Que polícia é essa? (Publicado em 03.02.2011)
JC mostra vídeo no qual PMs humilham presos em delegacia ao secretário de Defesa Social, que garante tomar providências
João Valadares/jotavaladares@gmail.com
“Passa uma língua na outra, vai. Bota a língua para fora, rapaz. Que coisa linda o casal.” A ordem é emitida por policiais a dois suspeitos, presos numa delegacia. Humilhação, preconceito e homofobia com carimbo oficial. No filme da vergonha, postado na internet, o massacre moral vai além. Os detidos são chamados de macacos e obrigados a dizer que se amam por agentes do Estado. Um policial de capuz, com a farda do Batalhão de Radiopatrulha, aparece ao fundo. Na manhã de ontem, o JC mostrou as imagens ao secretário de Defesa Social, Wilson Damázio. Visivelmente constrangido, disse que não tinha conhecimento do vídeo, postado em julho do ano passado, e assegurou que todos os envolvidos serão identificados, submetidos ao rigor da Corregedoria para que sejam responsabilizados e expulsos da corporação. O caso veio à tona no momento em que uma ação desastrosa da Polícia Militar, na qual um cinegrafista amador conseguiu flagrar dois suspeitos de assalto sendo torturados, à beira-mar de Piedade, Jaboatão dos Guararapes, Grande Recife, ganhou o Brasil e envergonhou Pernambuco.
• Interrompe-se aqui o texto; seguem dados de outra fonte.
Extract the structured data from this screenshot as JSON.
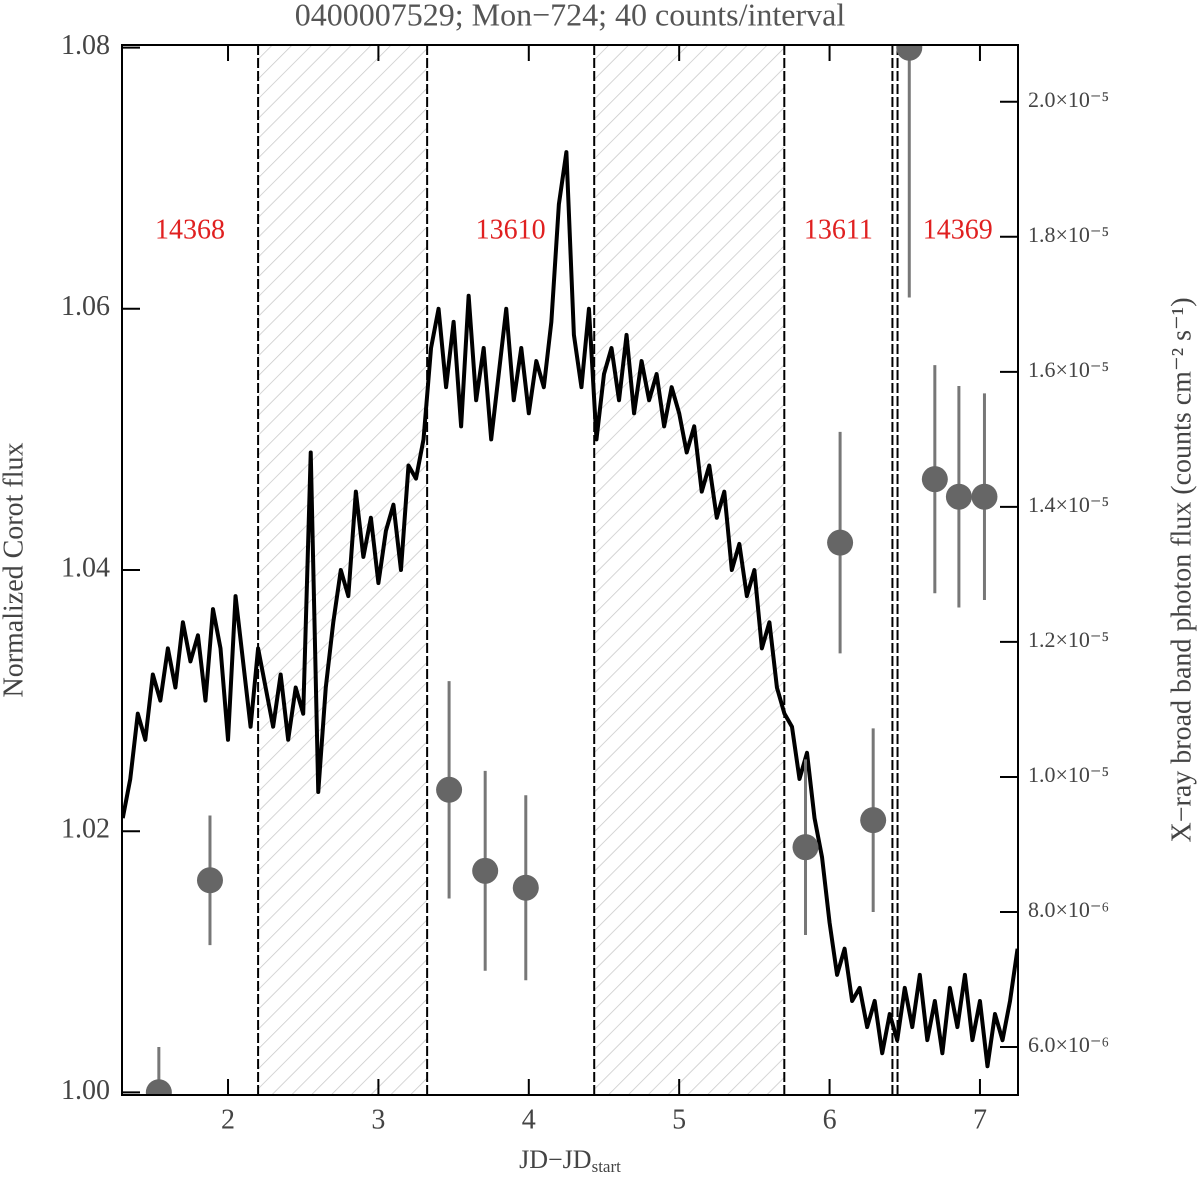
{
  "chart_data": {
    "type": "line",
    "title": "0400007529; Mon−724; 40 counts/interval",
    "xlabel": "JD−JD",
    "xlabel_sub": "start",
    "ylabel": "Normalized Corot flux",
    "y2label": "X−ray broad band photon flux (counts cm⁻² s⁻¹)",
    "xlim": [
      1.295,
      7.253
    ],
    "ylim": [
      0.9998,
      1.0802
    ],
    "y2lim": [
      5.29e-06,
      2.084e-05
    ],
    "xticks": [
      2,
      3,
      4,
      5,
      6,
      7
    ],
    "yticks": [
      {
        "value": 1,
        "label": "1.00"
      },
      1.02,
      1.04,
      1.06,
      1.08
    ],
    "y2ticks": [
      {
        "value": 6e-06,
        "label": "6.0×10⁻⁶"
      },
      {
        "value": 8e-06,
        "label": "8.0×10⁻⁶"
      },
      {
        "value": 1e-05,
        "label": "1.0×10⁻⁵"
      },
      {
        "value": 1.2e-05,
        "label": "1.2×10⁻⁵"
      },
      {
        "value": 1.4e-05,
        "label": "1.4×10⁻⁵"
      },
      {
        "value": 1.6e-05,
        "label": "1.6×10⁻⁵"
      },
      {
        "value": 1.8e-05,
        "label": "1.8×10⁻⁵"
      },
      {
        "value": 2e-05,
        "label": "2.0×10⁻⁵"
      }
    ],
    "boundaries": [
      2.2,
      3.324,
      4.435,
      5.699,
      6.418,
      6.452
    ],
    "shaded": [
      [
        2.2,
        3.324
      ],
      [
        4.435,
        5.699
      ]
    ],
    "annotations": [
      "14368",
      "13610",
      "13611",
      "14369"
    ],
    "annotation_color": "#e02020",
    "series": [
      {
        "color": "#000000",
        "x": [
          1.3,
          1.35,
          1.4,
          1.45,
          1.5,
          1.55,
          1.6,
          1.65,
          1.7,
          1.75,
          1.8,
          1.85,
          1.9,
          1.95,
          2.0,
          2.05,
          2.1,
          2.15,
          2.2,
          2.25,
          2.3,
          2.35,
          2.4,
          2.45,
          2.5,
          2.55,
          2.6,
          2.65,
          2.7,
          2.75,
          2.8,
          2.85,
          2.9,
          2.95,
          3.0,
          3.05,
          3.1,
          3.15,
          3.2,
          3.25,
          3.3,
          3.35,
          3.4,
          3.45,
          3.5,
          3.55,
          3.6,
          3.65,
          3.7,
          3.75,
          3.8,
          3.85,
          3.9,
          3.95,
          4.0,
          4.05,
          4.1,
          4.15,
          4.2,
          4.25,
          4.3,
          4.35,
          4.4,
          4.45,
          4.5,
          4.55,
          4.6,
          4.65,
          4.7,
          4.75,
          4.8,
          4.85,
          4.9,
          4.95,
          5.0,
          5.05,
          5.1,
          5.15,
          5.2,
          5.25,
          5.3,
          5.35,
          5.4,
          5.45,
          5.5,
          5.55,
          5.6,
          5.65,
          5.7,
          5.75,
          5.8,
          5.85,
          5.9,
          5.95,
          6.0,
          6.05,
          6.1,
          6.15,
          6.2,
          6.25,
          6.3,
          6.35,
          6.4,
          6.45,
          6.5,
          6.55,
          6.6,
          6.65,
          6.7,
          6.75,
          6.8,
          6.85,
          6.9,
          6.95,
          7.0,
          7.05,
          7.1,
          7.15,
          7.2,
          7.25
        ],
        "values": [
          1.021,
          1.024,
          1.029,
          1.027,
          1.032,
          1.03,
          1.034,
          1.031,
          1.036,
          1.033,
          1.035,
          1.03,
          1.037,
          1.034,
          1.027,
          1.038,
          1.033,
          1.028,
          1.034,
          1.031,
          1.028,
          1.032,
          1.027,
          1.031,
          1.029,
          1.049,
          1.023,
          1.031,
          1.036,
          1.04,
          1.038,
          1.046,
          1.041,
          1.044,
          1.039,
          1.043,
          1.045,
          1.04,
          1.048,
          1.047,
          1.05,
          1.057,
          1.06,
          1.054,
          1.059,
          1.051,
          1.061,
          1.053,
          1.057,
          1.05,
          1.055,
          1.06,
          1.053,
          1.057,
          1.052,
          1.056,
          1.054,
          1.059,
          1.068,
          1.072,
          1.058,
          1.054,
          1.06,
          1.05,
          1.055,
          1.057,
          1.053,
          1.058,
          1.052,
          1.056,
          1.053,
          1.055,
          1.051,
          1.054,
          1.052,
          1.049,
          1.051,
          1.046,
          1.048,
          1.044,
          1.046,
          1.04,
          1.042,
          1.038,
          1.04,
          1.034,
          1.036,
          1.031,
          1.029,
          1.028,
          1.024,
          1.026,
          1.021,
          1.018,
          1.013,
          1.009,
          1.011,
          1.007,
          1.008,
          1.005,
          1.007,
          1.003,
          1.006,
          1.004,
          1.008,
          1.005,
          1.009,
          1.004,
          1.007,
          1.003,
          1.008,
          1.005,
          1.009,
          1.004,
          1.007,
          1.002,
          1.006,
          1.004,
          1.007,
          1.011
        ]
      },
      {
        "type": "scatter",
        "axis": "y2",
        "color": "#666666",
        "x": [
          1.54,
          1.88,
          3.47,
          3.71,
          3.98,
          5.84,
          6.07,
          6.29,
          6.53,
          6.7,
          6.86,
          7.03
        ],
        "values": [
          5.33e-06,
          8.47e-06,
          9.81e-06,
          8.61e-06,
          8.36e-06,
          8.96e-06,
          1.347e-05,
          9.36e-06,
          2.08e-05,
          1.441e-05,
          1.415e-05,
          1.415e-05
        ],
        "errors": [
          6.7e-07,
          9.6e-07,
          1.61e-06,
          1.48e-06,
          1.37e-06,
          1.3e-06,
          1.64e-06,
          1.36e-06,
          3.7e-06,
          1.69e-06,
          1.64e-06,
          1.53e-06
        ]
      }
    ]
  }
}
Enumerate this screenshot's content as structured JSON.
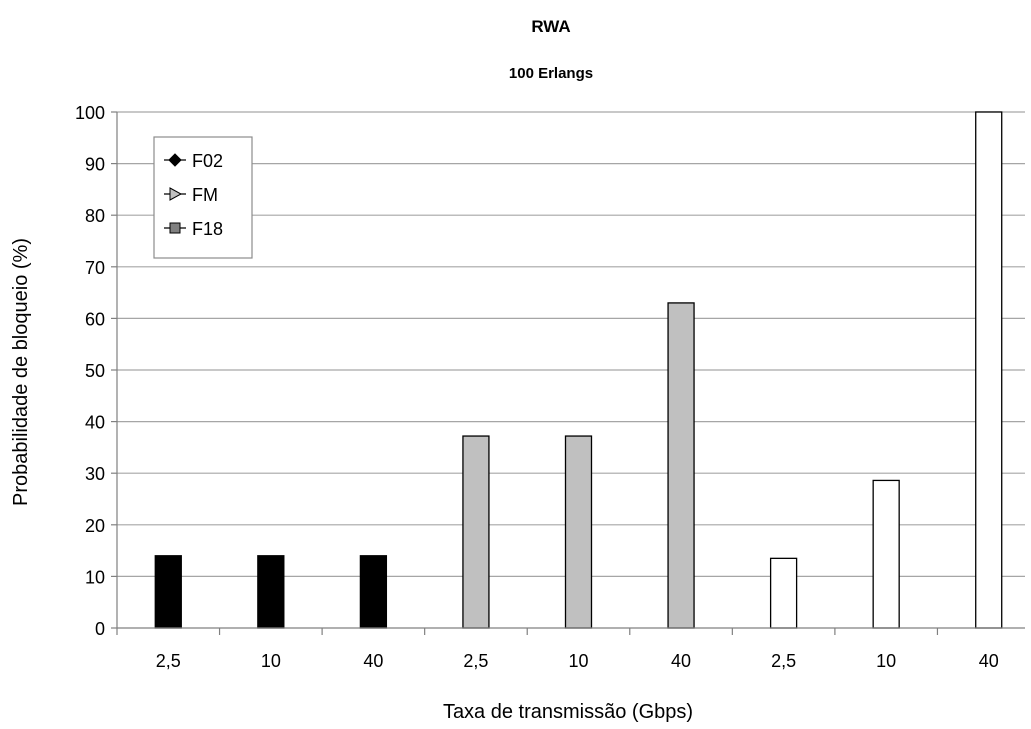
{
  "chart_data": {
    "type": "bar",
    "title": "RWA",
    "subtitle": "100 Erlangs",
    "xlabel": "Taxa de transmissão (Gbps)",
    "ylabel": "Probabilidade de bloqueio (%)",
    "ylim": [
      0,
      100
    ],
    "yticks": [
      0,
      10,
      20,
      30,
      40,
      50,
      60,
      70,
      80,
      90,
      100
    ],
    "grid": true,
    "legend_position": "top-left",
    "categories": [
      "2,5",
      "10",
      "40",
      "2,5",
      "10",
      "40",
      "2,5",
      "10",
      "40"
    ],
    "series": [
      {
        "name": "F02",
        "marker": "diamond",
        "color": "#000000",
        "values": [
          14,
          14,
          14,
          null,
          null,
          null,
          null,
          null,
          null
        ]
      },
      {
        "name": "FM",
        "marker": "triangle-right",
        "color": "#c0c0c0",
        "values": [
          null,
          null,
          null,
          37.2,
          37.2,
          63,
          null,
          null,
          null
        ]
      },
      {
        "name": "F18",
        "marker": "square",
        "color": "#ffffff",
        "values": [
          null,
          null,
          null,
          null,
          null,
          null,
          13.5,
          28.6,
          100
        ]
      }
    ]
  }
}
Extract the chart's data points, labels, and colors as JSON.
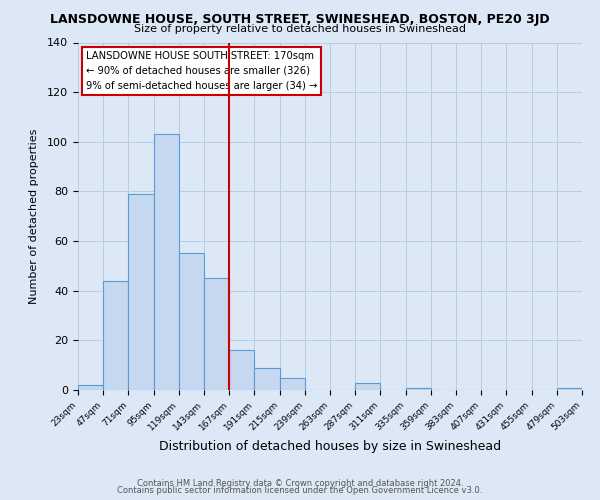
{
  "title": "LANSDOWNE HOUSE, SOUTH STREET, SWINESHEAD, BOSTON, PE20 3JD",
  "subtitle": "Size of property relative to detached houses in Swineshead",
  "xlabel": "Distribution of detached houses by size in Swineshead",
  "ylabel": "Number of detached properties",
  "bar_color": "#c5d8f0",
  "bar_edge_color": "#5b9bd5",
  "bg_color": "#dce8f5",
  "grid_color": "#b8cde0",
  "marker_line_color": "#cc0000",
  "annotation_title": "LANSDOWNE HOUSE SOUTH STREET: 170sqm",
  "annotation_line1": "← 90% of detached houses are smaller (326)",
  "annotation_line2": "9% of semi-detached houses are larger (34) →",
  "bins": [
    23,
    47,
    71,
    95,
    119,
    143,
    167,
    191,
    215,
    239,
    263,
    287,
    311,
    335,
    359,
    383,
    407,
    431,
    455,
    479,
    503
  ],
  "counts": [
    2,
    44,
    79,
    103,
    55,
    45,
    16,
    9,
    5,
    0,
    0,
    3,
    0,
    1,
    0,
    0,
    0,
    0,
    0,
    1
  ],
  "ylim": [
    0,
    140
  ],
  "yticks": [
    0,
    20,
    40,
    60,
    80,
    100,
    120,
    140
  ],
  "footer1": "Contains HM Land Registry data © Crown copyright and database right 2024.",
  "footer2": "Contains public sector information licensed under the Open Government Licence v3.0."
}
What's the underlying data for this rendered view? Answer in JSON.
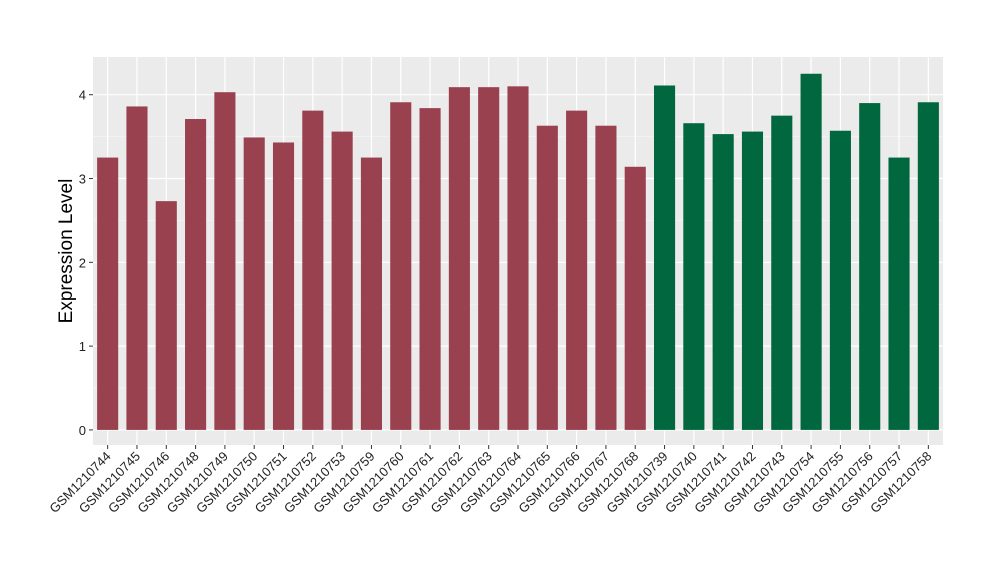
{
  "chart_data": {
    "type": "bar",
    "title": "",
    "xlabel": "",
    "ylabel": "Expression Level",
    "ylim": [
      -0.18,
      4.45
    ],
    "yticks": [
      0,
      1,
      2,
      3,
      4
    ],
    "grid": true,
    "legend": "none",
    "panel_background": "#ebebeb",
    "grid_color": "#ffffff",
    "categories": [
      "GSM1210744",
      "GSM1210745",
      "GSM1210746",
      "GSM1210748",
      "GSM1210749",
      "GSM1210750",
      "GSM1210751",
      "GSM1210752",
      "GSM1210753",
      "GSM1210759",
      "GSM1210760",
      "GSM1210761",
      "GSM1210762",
      "GSM1210763",
      "GSM1210764",
      "GSM1210765",
      "GSM1210766",
      "GSM1210767",
      "GSM1210768",
      "GSM1210739",
      "GSM1210740",
      "GSM1210741",
      "GSM1210742",
      "GSM1210743",
      "GSM1210754",
      "GSM1210755",
      "GSM1210756",
      "GSM1210757",
      "GSM1210758"
    ],
    "values": [
      3.25,
      3.86,
      2.73,
      3.71,
      4.03,
      3.49,
      3.43,
      3.81,
      3.56,
      3.25,
      3.91,
      3.84,
      4.09,
      4.09,
      4.1,
      3.63,
      3.81,
      3.63,
      3.14,
      4.11,
      3.66,
      3.53,
      3.56,
      3.75,
      4.25,
      3.57,
      3.9,
      3.25,
      3.91
    ],
    "groups": [
      "red",
      "red",
      "red",
      "red",
      "red",
      "red",
      "red",
      "red",
      "red",
      "red",
      "red",
      "red",
      "red",
      "red",
      "red",
      "red",
      "red",
      "red",
      "red",
      "green",
      "green",
      "green",
      "green",
      "green",
      "green",
      "green",
      "green",
      "green",
      "green"
    ],
    "colors": {
      "red": "#9a4150",
      "green": "#00673f"
    }
  }
}
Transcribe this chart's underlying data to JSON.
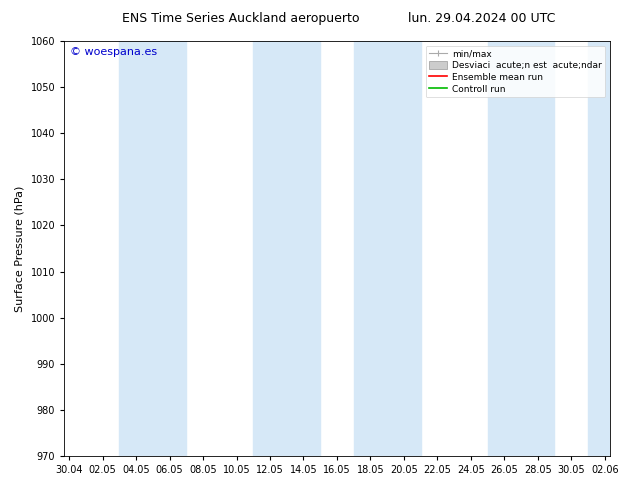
{
  "title_left": "ENS Time Series Auckland aeropuerto",
  "title_right": "lun. 29.04.2024 00 UTC",
  "ylabel": "Surface Pressure (hPa)",
  "ylim": [
    970,
    1060
  ],
  "yticks": [
    970,
    980,
    990,
    1000,
    1010,
    1020,
    1030,
    1040,
    1050,
    1060
  ],
  "xtick_labels": [
    "30.04",
    "02.05",
    "04.05",
    "06.05",
    "08.05",
    "10.05",
    "12.05",
    "14.05",
    "16.05",
    "18.05",
    "20.05",
    "22.05",
    "24.05",
    "26.05",
    "28.05",
    "30.05",
    "02.06"
  ],
  "watermark": "© woespana.es",
  "watermark_color": "#0000cc",
  "background_color": "#ffffff",
  "plot_bg_color": "#ffffff",
  "shaded_band_color": "#d6e8f7",
  "shaded_band_alpha": 1.0,
  "band_labels": [
    "04.05",
    "06.05",
    "12.05",
    "14.05",
    "18.05",
    "20.05",
    "26.05",
    "28.05",
    "02.06"
  ],
  "legend_label_minmax": "min/max",
  "legend_label_std": "Desviaci  acute;n est  acute;ndar",
  "legend_label_ensemble": "Ensemble mean run",
  "legend_label_control": "Controll run",
  "legend_color_minmax": "#aaaaaa",
  "legend_color_std": "#cccccc",
  "legend_color_ensemble": "#ff0000",
  "legend_color_control": "#00bb00",
  "title_fontsize": 9,
  "tick_fontsize": 7,
  "ylabel_fontsize": 8,
  "legend_fontsize": 6.5,
  "watermark_fontsize": 8
}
Logo no início, a ordem é clara. “Encostado, vai.” Humilhado, um dos suspeitos se aproxima do outro e encosta a boca nele. A sessão de tortura psicológica não para. A risada dos policiais é combustível para a humilhação continuar. Não satisfeitos, determinam que os dois se beijem novamente. Vários celulares filmam tudo. “Os dois. Coloque a língua.” No fim, uma nova determinação. “Não vi não. Novamente, vai. Passa uma língua na outra.” Na página do You Tube - site de compartilhamento de vídeos, muitos usuários deixaram comentários aplaudindo a prática policial. Um deles diz que os policiais merecem aumento de salário. Outros repudiaram.
O caso não é isolado. Em 2008, o Jornal do Commercio denunciou que policiais da Ronda Ostensiva com Apoio de Motocicletas (Rocam) também obrigaram dois suspeitos a se beijarem. “Bora, beija de língua”, ordena. Entre um beijo e outro, o policial pede para que eles cantem o refrão “a Rocam é f..” O mesmo verso é ouvido em outro vídeo, também postado em 2008 e divulgado pelo JC.
REAÇÃO
Ontem, o coordenador-executivo do Gabinete de Assessoria Jurídica às Organizações Populares, Manoel Moraes, demonstrou indignação depois de assistir às cenas. “Isso é tortura. O preconceito está presente. Eles são chamados de macaco. Reforça raízes de uma sociedade escravocrata. Você destrói a identidade cultural do outro. Nada contra o beijo de duas pessoas do mesmo sexo, mas ali existe a clara tentativa de constrangimento moral.” Ele cobrou rigor nas investigações.
O diretor Nacional de Defesa dos Direitos Humanos, Fernando Mattos, foi além. “Esse tipo de prática reforça a necessidade da implantação do controle externo da atividade policial e da criação do Mecanismo Nacional Preventivo contra a Tortura.”
O presidente da Ordem dos Advogados do Brasil - Pernambuco (OAB-PE), Henrique Mariano, lamentou o episódio. “Obrigar os dois presos a passar por essa situação não tem relação com o crime cometido. Fica claro que é apenas um abuso de autoridade baseado na certeza da impunidade.”